Russian website takes down Al Jazeera story that said ethnic Mongolians in Siberia losing their native language

Russian language website run by ethnic Buryats and Russians took down Russian translation of the Al Jazeera story that said  ethnic Mongol-Buryats in Siberian region of Russia lost their native language..
The story which was posted at www.al-jazeera.com  said Buryats, which number around 300 thousand and live around lake Baikal practically don't know their native language which is branch of Mongolian language and Russian has become everyday language for Buryat people.

Despite efforts of individual Buryat people and NGOs to promote use of Buryat language, this-branch of Mongolian language is facing extinction and this was noted in UNESCO Red book of Endangered languages.

The story was translated into Russian language and posted on www.asiarussia.com last night. However, as of today, it is taken down.

Buryat Mongols in Russia is largest group of ethnic Mongolians that lost their language and culture and identity. 

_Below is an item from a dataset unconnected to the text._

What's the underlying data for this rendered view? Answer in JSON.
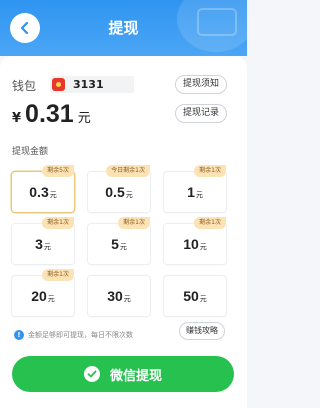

Most Buryat people feel comfortable to use Russian language in their everyday life and work as there is practically no avenue to use the Buryat language in Siberia.

70% of residents of Buryat republic of Russian Federation are Russians.Buryat people has become an ethnic minority in their own land.

Many in Mongolia blame Buryats for not using their language and losing their Mongolian identity and having no interest to speak Buryat-Mongolian language. Most Russian Buryats can't even say Hello in Buryat-Mongolian language.

However, extinction of Buryat-Mongolian language in Russian Siberia doesn't mean this unique sub-branch of Mongolian language is extinct in the world. Mongolian Buryats which reside in Dornod and Khentii provinces of Mongolia still speak and use Buryat-Mongolian language.

Buryatia was called as Buryat-Mongolian Autonomous Soviet Republic until 1953 when the word "Mongol" was dropped from its name.

Buryats are most assimilated and lost their identity from Mongolian speaking ethnic groups in the world today.